6.6.2 Why production strategies are important?

A typical medium-sized manufacturing concern keeps an inventory of approximately 10.000 types of raw materials, parts and finished goods. Items produced and held in inventory can differ in many ways. The may difference is cost, weight, volume, colour or physical shape. Units may be stored in barrels, on pallets in cardboard boxes or loose on shelves. They may be perishable because of deterioration over time, perishable through theft and pilferage or subject to obsolescence because of style or technology.

Demand for items can also vary in many ways. Items may be withdrawn from inventory by the thousands, by the dozen or unit-by-unit. They may be substituted for each other, so that, if one item is out of stock the user is manually willing to accept another. Items can also be complementary; customers will not accept one item unless another is also available. Units could be picked up by a customer or they may have to be delivered by company-owned vehicles or shipped by rail, boat, airplane or truck.

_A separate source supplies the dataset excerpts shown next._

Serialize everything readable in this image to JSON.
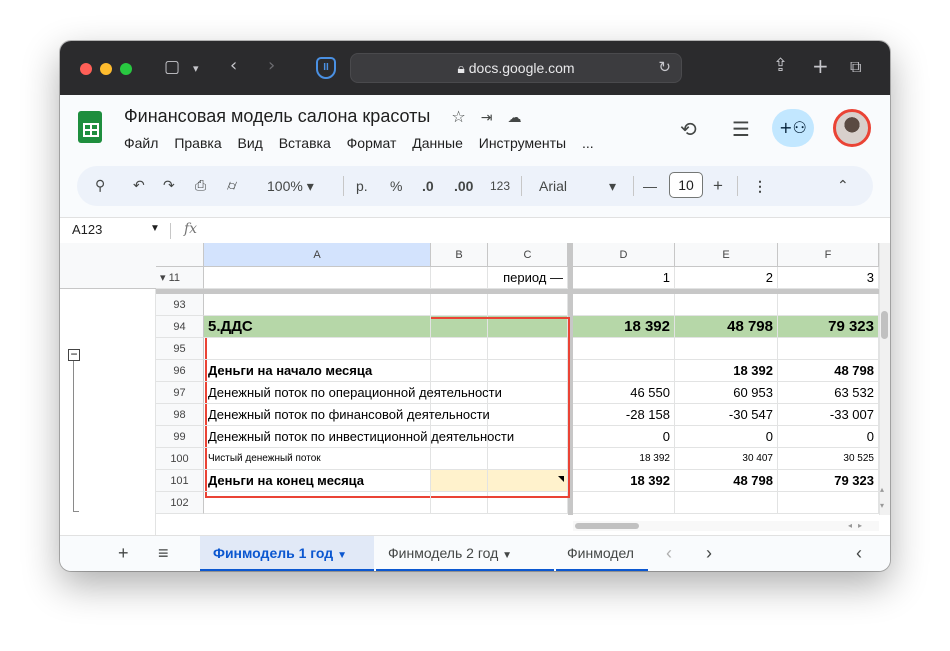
{
  "browser": {
    "url": "docs.google.com",
    "lock_icon": "lock-icon",
    "colors": {
      "close": "#ff5f57",
      "minimize": "#febc2e",
      "zoom": "#28c840"
    }
  },
  "doc": {
    "title": "Финансовая модель салона красоты",
    "menu": [
      "Файл",
      "Правка",
      "Вид",
      "Вставка",
      "Формат",
      "Данные",
      "Инструменты",
      "..."
    ]
  },
  "toolbar": {
    "zoom": "100%",
    "currency": "р.",
    "percent": "%",
    "dec_decrease": ".0",
    "dec_increase": ".00",
    "format_123": "123",
    "font": "Arial",
    "font_size": "10",
    "minus": "—",
    "plus": "+"
  },
  "formula_bar": {
    "cell_ref": "A123",
    "fx": "fx",
    "value": ""
  },
  "grid": {
    "columns": [
      "A",
      "B",
      "C",
      "D",
      "E",
      "F"
    ],
    "frozen_row": {
      "number": "11",
      "c": "период —",
      "d": "1",
      "e": "2",
      "f": "3"
    },
    "rows": [
      {
        "number": "93",
        "a": "",
        "d": "",
        "e": "",
        "f": ""
      },
      {
        "number": "94",
        "a": "5.ДДС",
        "d": "18 392",
        "e": "48 798",
        "f": "79 323"
      },
      {
        "number": "95",
        "a": "",
        "d": "",
        "e": "",
        "f": ""
      },
      {
        "number": "96",
        "a": "Деньги на начало месяца",
        "d": "",
        "e": "18 392",
        "f": "48 798"
      },
      {
        "number": "97",
        "a": "Денежный поток по операционной деятельности",
        "d": "46 550",
        "e": "60 953",
        "f": "63 532"
      },
      {
        "number": "98",
        "a": "Денежный поток по финансовой деятельности",
        "d": "-28 158",
        "e": "-30 547",
        "f": "-33 007"
      },
      {
        "number": "99",
        "a": "Денежный поток по инвестиционной деятельности",
        "d": "0",
        "e": "0",
        "f": "0"
      },
      {
        "number": "100",
        "a": "Чистый денежный поток",
        "d": "18 392",
        "e": "30 407",
        "f": "30 525"
      },
      {
        "number": "101",
        "a": "Деньги на конец месяца",
        "d": "18 392",
        "e": "48 798",
        "f": "79 323"
      },
      {
        "number": "102",
        "a": "",
        "d": "",
        "e": "",
        "f": ""
      }
    ],
    "highlight_color": "#ea4335",
    "green_fill": "#b6d7a8",
    "cream_fill": "#fff2cc"
  },
  "sheets": {
    "add": "+",
    "list": "≡",
    "tabs": [
      "Финмодель 1 год",
      "Финмодель 2 год",
      "Финмодел"
    ],
    "prev": "‹",
    "next": "›",
    "collapse": "‹"
  }
}
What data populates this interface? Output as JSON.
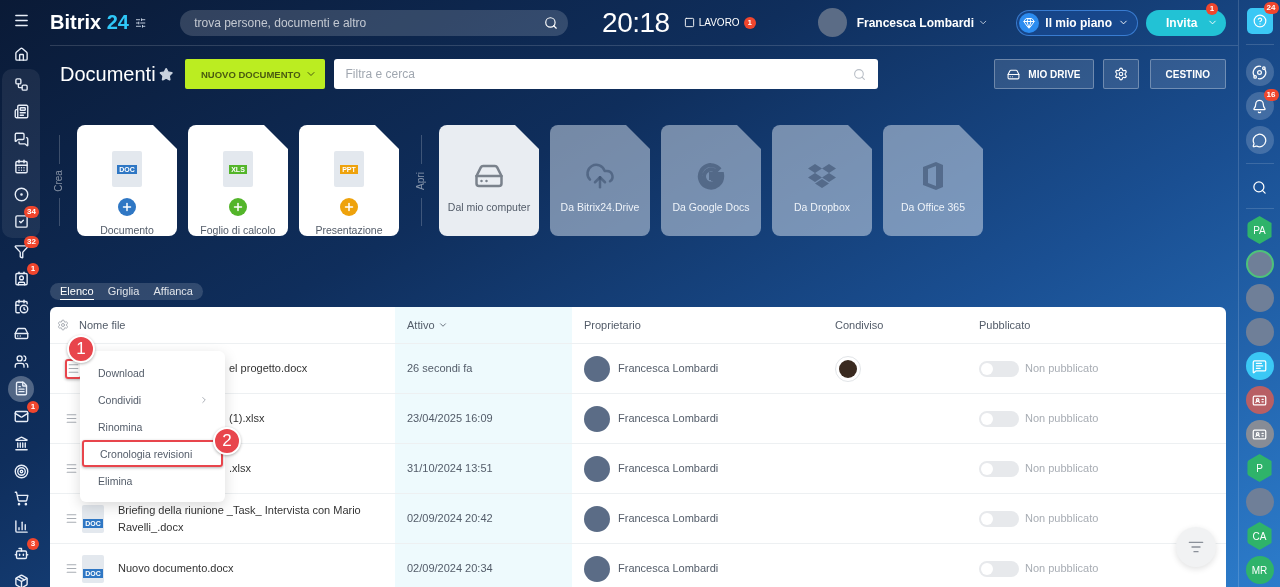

Some customers are willing to wait for certain types of products while others expect immediate service on demand. Taking into account all the above considerations there is no unified model for production strategy as there are many internal and external factors involved in a real production system and most of them uncontrollable.

Did you know that some big manufacturing SMEs stock more than 500.000 distinct items in inventory while big retailers, such as department stores, carry about 100.000 goods for sale?